I’m taking a glance at academic work and careers in the book, and came across this really interesting article by John Robert Warren asking, “How Much Do You Have to Publish to Get a Job in a Top Sociology Department?” The brief answer is, twice as much today as in the 1990s.
Here’s the abstract:
Many sociologists suspect that publication expectations have risen over time—that how much graduate students have published to get assistant professor jobs and how much assistant professors have published to be promoted have gone up. Using information about faculty in 21 top sociology departments from the American Sociological Association’s Guide to Graduate Departments of Sociology, online curricula vitae, and other public records, I provide empirical evidence to support this suspicion. On the day they start their first jobs, new assistant professors in recent years have already published roughly twice as much as their counterparts did in the early 1990s. Trends for promotion to associate professor are not as dramatic but are still remarkable. I evaluate several potential explanations for these trends and conclude that they are driven mainly by changes over time in the fiscal and organizational realities of universities and departments.

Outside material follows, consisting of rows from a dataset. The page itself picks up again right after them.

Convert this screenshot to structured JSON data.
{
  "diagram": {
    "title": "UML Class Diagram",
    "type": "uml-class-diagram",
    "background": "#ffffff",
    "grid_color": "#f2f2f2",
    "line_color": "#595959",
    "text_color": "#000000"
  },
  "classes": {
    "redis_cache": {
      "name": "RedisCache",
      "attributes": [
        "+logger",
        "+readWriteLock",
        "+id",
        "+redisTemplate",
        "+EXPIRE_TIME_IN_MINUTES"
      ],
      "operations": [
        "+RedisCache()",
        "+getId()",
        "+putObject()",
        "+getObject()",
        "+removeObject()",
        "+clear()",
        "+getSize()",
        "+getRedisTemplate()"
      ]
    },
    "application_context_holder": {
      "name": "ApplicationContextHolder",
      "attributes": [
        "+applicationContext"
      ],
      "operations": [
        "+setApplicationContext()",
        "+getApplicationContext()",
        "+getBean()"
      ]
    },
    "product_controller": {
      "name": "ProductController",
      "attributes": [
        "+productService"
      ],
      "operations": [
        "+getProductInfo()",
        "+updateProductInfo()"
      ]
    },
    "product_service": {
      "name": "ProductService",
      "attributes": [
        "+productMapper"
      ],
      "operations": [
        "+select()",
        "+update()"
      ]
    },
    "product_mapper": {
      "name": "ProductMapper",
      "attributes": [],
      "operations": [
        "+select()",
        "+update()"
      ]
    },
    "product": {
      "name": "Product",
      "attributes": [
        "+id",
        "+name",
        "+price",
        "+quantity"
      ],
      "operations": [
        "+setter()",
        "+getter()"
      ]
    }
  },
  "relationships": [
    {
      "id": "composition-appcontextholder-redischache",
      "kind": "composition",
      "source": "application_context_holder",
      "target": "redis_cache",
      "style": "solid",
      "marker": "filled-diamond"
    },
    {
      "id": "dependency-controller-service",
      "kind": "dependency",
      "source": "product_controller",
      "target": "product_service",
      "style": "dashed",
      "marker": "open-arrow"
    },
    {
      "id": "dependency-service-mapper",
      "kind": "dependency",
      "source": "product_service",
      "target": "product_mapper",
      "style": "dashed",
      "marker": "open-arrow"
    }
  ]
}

Warren argues that this is mainly due to greater competition between job seekers, and more pressure to work in interdisciplinary sub fields that encourage collaboration and multiple authorship. The risk at the disciplinary level, of course, is that higher expectations to publish risk driving down the quality of publications (the number of sociology journals has risen in the past 20+ years, and so editors are chasing more articles); and at the individual level, that the pressure to publish a lot makes it harder for people to do good work.